This is another one of those blog posts that may very well get me in trouble or lose some followers on Twitter or something.
You’ve been warned. If you’re easily offended, you may want to stop reading now.
At issue is the recent public scathing of a teenage girl from Alabama who took a smiling selfie at Auschwitz.
Let us define our terms for a moment, before we go any further.
Selfie–A picture of you, that you take by yourself, to show people where you are and what you are doing. It usually indicates that the moment of the selfie is significant or important to you for some reason, either big or small.
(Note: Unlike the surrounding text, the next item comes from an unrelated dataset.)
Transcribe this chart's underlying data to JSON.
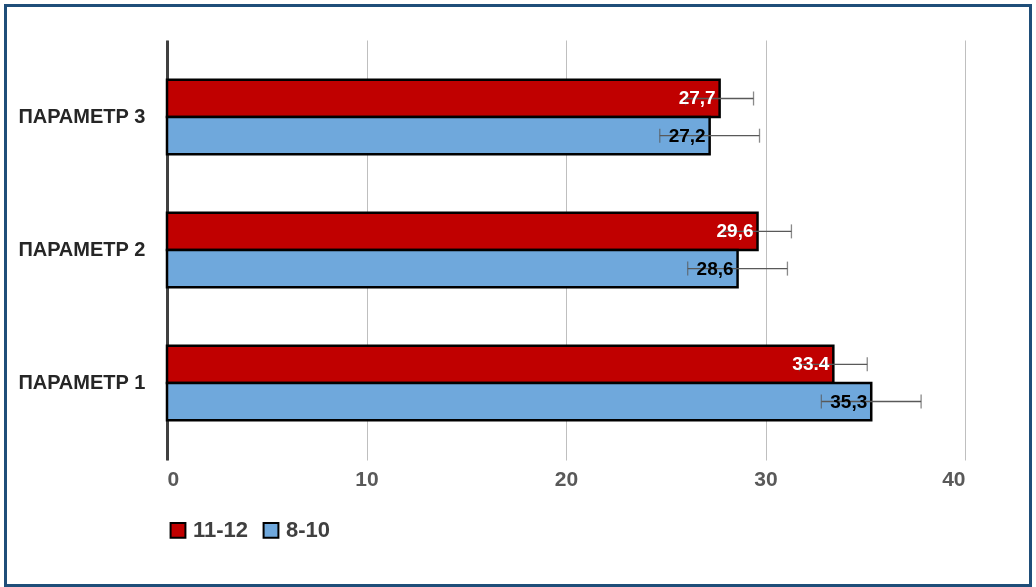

Smile–The semantic root of emoticons and emojis that real people often do when taking a picture or experiencing something interesting or new for the first time.
Teenage–A period of time in the life cycle of a human being that occurs before the achievement of a fully developed frontal lobe in the brain. Also, a stage of life most mature adults would rather forget about.
Auschwitz–A place where German ideologues sworn to racists and evil doctrines murdered over a million Jews 70 years ago.
Now, before you fire off that angry comment to me, let me assure you. I get it. I wish that girl hadn’t taken the selfie. It was insensitive. As a historian I’d want her to read some of the accounts and watch the video. As human being I want her to read Elie Wiesel, The Diary of Anne Frank, and Corrie Ten Boom. As a pastor I want her to read Dietrich Bonhoeffer. I want to teach her about the horrible, horrible things that happened in the past so that they will not be repeated, ever again.
But she was insensitive and didn’t think about the moment. That is what teenagers do. She was traveling with her grandmother, at a historical place, and in a foreign country. She didn’t think. She clicked and sent.
For some reason, her tweet got retweeted enough until it was picked up on aggregators and the next thing you know she is a pariah threatened with death by internet morons, accused of hate by others, and celebrated as all that is wrong with America by Leonard Pitt Jr.’s Sunday morning commentary in the newspaper (click here for his commentary).
Do you think she was anti-Semitic? Let’s see, she was voluntarily touring Auschwitz. I assume she knew what it was and wanted to see it so she could internalize some historical awareness of the holocaust. I assume, likewise, that her grandmother who was with her helped her understand at least some of the significance of the genocide and atrocities. No, she is far less anti-Semitic than some of the commentators at major newspapers are regarding the current Israeli-Hamas conflict.
Can a human being always be dour? No, a person can’t.
Let me ask my readers if smiling selfies would be allowed at Pearl Harbor? How about Ground Zero in New York at the WTC? What about Wounded Knee in South Dakota? Hiroshima? Gettysburg? The Coliseum in Rome? All of these are where people were killed, either in large numbers or for racial or religious reasons. Maybe some of the people who are angry at this girl are beginning to see why some people in the United States cringe whenever someone wears a Confederate Flag as a symbol of pride.
Let us remember that the historical difference between her birth and the events of World War II is greater than the events of my birth and the sinking of the Titanic or World War I. I also bet that wasn’t the only smiling selfie ever taken at Auschwitz.
Save your outrage for people who do real evil, like blow up folks with bombs or hurt little children.